The IOC previously stressed it has no problem with the sport or its athletes — just the IBA and its current president Kremlev, plus financial dependence on Russian state energy firm Gazprom.

In a 24-page report on IBA issues published Wednesday, the IOC concluded “the accumulation of all of these points, and the constant lack of drastic evolution throughout the many years, creates a situation of no-return.”

Olympic boxing’s reputation has been in question for decades.
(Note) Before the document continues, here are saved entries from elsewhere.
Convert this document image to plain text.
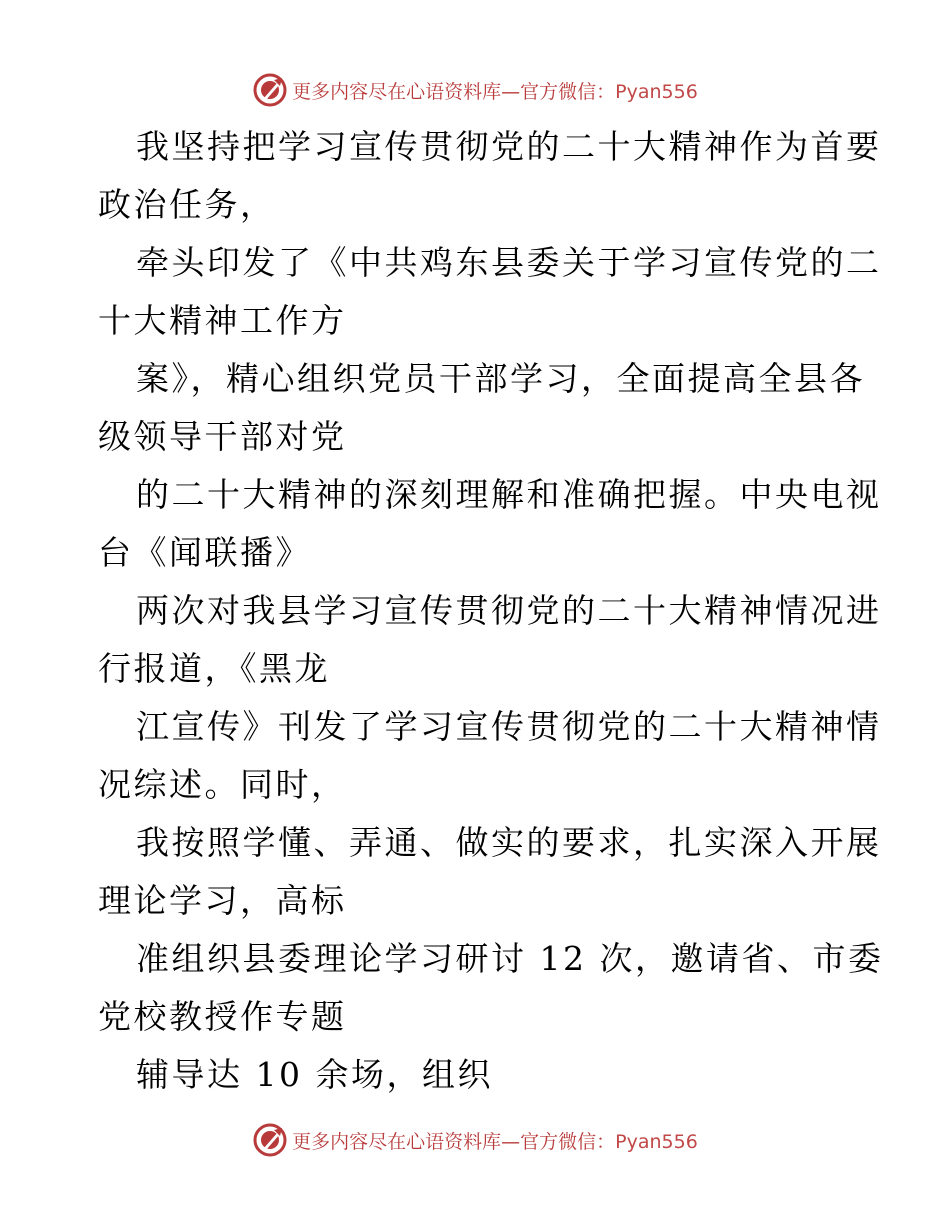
更多内容尽在心语资料库—官方微信：Pyan556
我坚持把学习宣传贯彻党的二十大精神作为首要
政治任务，
牵头印发了《中共鸡东县委关于学习宣传党的二
十大精神工作方
案》，精心组织党员干部学习，全面提高全县各
级领导干部对党
的二十大精神的深刻理解和准确把握。中央电视
台《闻联播》
两次对我县学习宣传贯彻党的二十大精神情况进
行报道，《黑龙
江宣传》刊发了学习宣传贯彻党的二十大精神情
况综述。同时，
我按照学懂、弄通、做实的要求，扎实深入开展
理论学习，高标
准组织县委理论学习研讨 12 次，邀请省、市委
党校教授作专题
辅导达 10 余场，组织
更多内容尽在心语资料库—官方微信：Pyan556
Tensions heightened after boxing officials worldwide ousted long-time IOC member C.K. Wu as their president in 2017 when the organization was known by its French acronym AIBA.

“From a disreputable organization named AIBA governed by someone from the IOC’s upper echelon, we committed to and executed a change in the toxic and corrupt culture that was allowed to fester under the IOC for far too long,” Kremlev said Wednesday in a statement.

National federations then defied IOC warnings in 2018 by electing as their president Gafur Rakhimov, a businessman from Uzbekistan with alleged ties to organized crime and heroin trafficking.

Kremlev’s election to replace Rakhimov in 2020 followed another round of IOC warnings that went unheeded.

Amid the IBA turmoil, a rival organization called World Boxing has attracted initial support from officials in the United States, Switzerland and Britain.

The IBA can still continue to organize its own events and held the men’s world championships last month in the Uzbek capital Tashkent.